Friendship Maintenance Frequency Calculator

Discover the optimal contact frequency for all your friendships — from close confidants to casual acquaintances. Based on your available social time, energy levels, life phase, and the science of relationship maintenance (Dunbar\'s Number).

Close friends you want to actively maintain

Acquaintances and casual friends

Friendship Maintenance Model:

Available Time = Phase Base × Priority × Energy × Location × Digital

Close Friend Contact Interval = (1 hr / (Available Hrs / Close Friends)) / 7 days

Max Maintainable Close Friends = Available Hrs / 1 hr per friend

Dunbar's Layers:
• 5 Intimate (weekly contact)
• 15 Close (monthly contact)
• 50 Casual (quarterly contact)
Example: Mid-career introvert with 5 close friends:

Phase: Mid-Career (8 hrs base)
Priority: Medium (×1.0)
Energy: Introvert (×0.7)
Nearby: Some (×1.0), Digital: Yes (×1.3)

Available Time: 7.3 hrs/week
Per Close Friend: ~1.5 hrs/week
Optimal Contact: Every 4-5 days
Max Close Friends: 7
Sustainability: Sustainable ✓

How often should I contact friends to maintain the relationship?
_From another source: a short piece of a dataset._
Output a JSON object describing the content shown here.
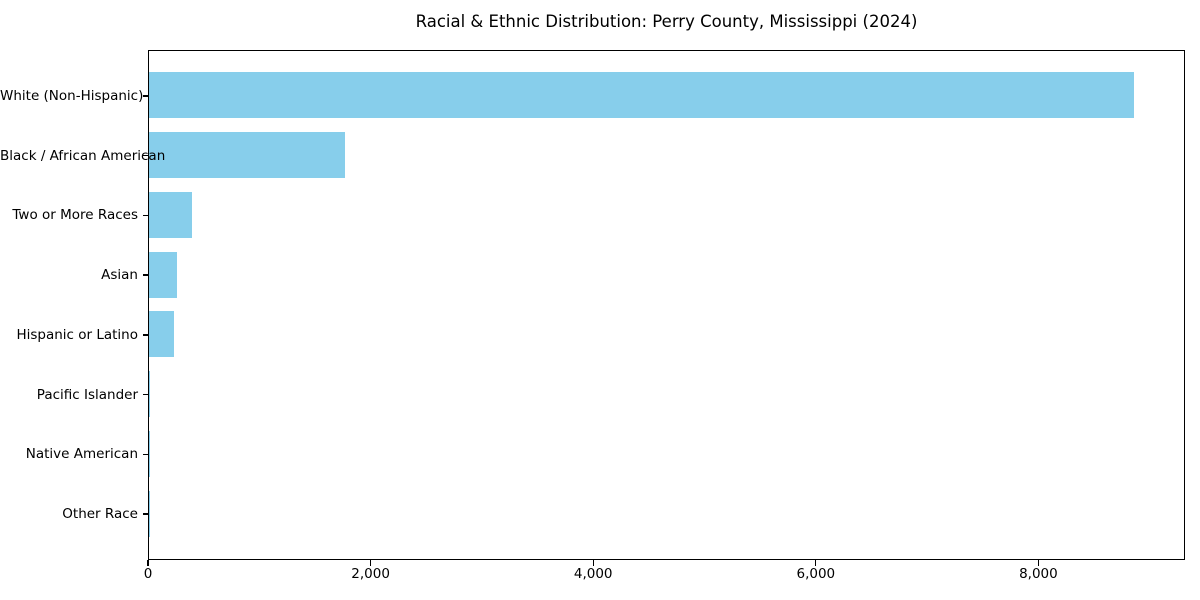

Research on friendship maintenance (Oswald & Clark, 2003; Roberts & Dunbar, 2011) suggests the following optimal frequencies: Close friends: contact every 1-2 weeks for in-person or every 2-4 days for digital. Good friends: every 3-6 weeks. Casual friends: every 2-3 months. The "Dunbar Number" theory suggests humans can maintain approximately 150 relationships, with 5 intimate friends, 15 close friends, and 50 casual friends. However, quality matters more than quantity — one meaningful 30-minute conversation every two weeks maintains friendship strength better than daily superficial texts. The minimum threshold for friendship maintenance is one meaningful interaction every 3 months; beyond 6 months without contact, friendships begin to measurably weaken.

How many friends can a person realistically maintain?

Anthropologist Robin Dunbar's research identifies a layered social structure: 5 intimate friends (contact weekly, emotional support), 15 close friends (monthly contact, significant history), 50 casual friends (quarterly contact, social group), and 150 acquaintances (yearly contact, known individuals). Maintaining friendships requires time investment: each close friendship needs approximately 30-60 minutes of quality interaction per month. With limited social time (estimated 5-10 hours/week for socialization), most adults realistically maintain 3-5 close friendships, 8-15 regular friends, and a larger network of casual contacts. The key is to accept that not all friendships require the same investment — tier your effort based on emotional closeness.

How does life stage affect friendship maintenance?

Life stage dramatically impacts available social time and energy. Students have the most social availability (15-25 hours/week for friendships). Young adults and mid-career professionals average 5-10 hours/week. Parents of young children have the least availability (2-5 hours/week; 47% of new parents report losing touch with close friends). Empty nesters and retirees see social time increase again to 10-20 hours/week. The most challenging period is ages 30-45 when career demands peak alongside child-rearing. During low-availability phases, focus on maintaining your inner circle (3-5 friends) and accept that casual friendships may fade temporarily. Quality over quantity becomes essential.

What is the best way to maintain long-distance friendships?

Long-distance friendships require intentional effort but can be maintained successfully with these evidence-based strategies: (1) Schedule regular virtual dates — a recurring monthly video call is more effective than sporadic texting. (2) Use asynchronous check-ins — voice messages are rated as the most meaningful digital contact (more personal than text, less pressure than calls). (3) Plan "big together" experiences — reading the same book, watching a show simultaneously, or planning a trip together creates shared experiences across distance. (4) Send physical mail or small gifts — these have outsized emotional impact because they're rare. (5) Track contact — research shows friendships maintained with contact every 2-3 months feel as close as those contacted weekly, as long as the quality of interaction is high.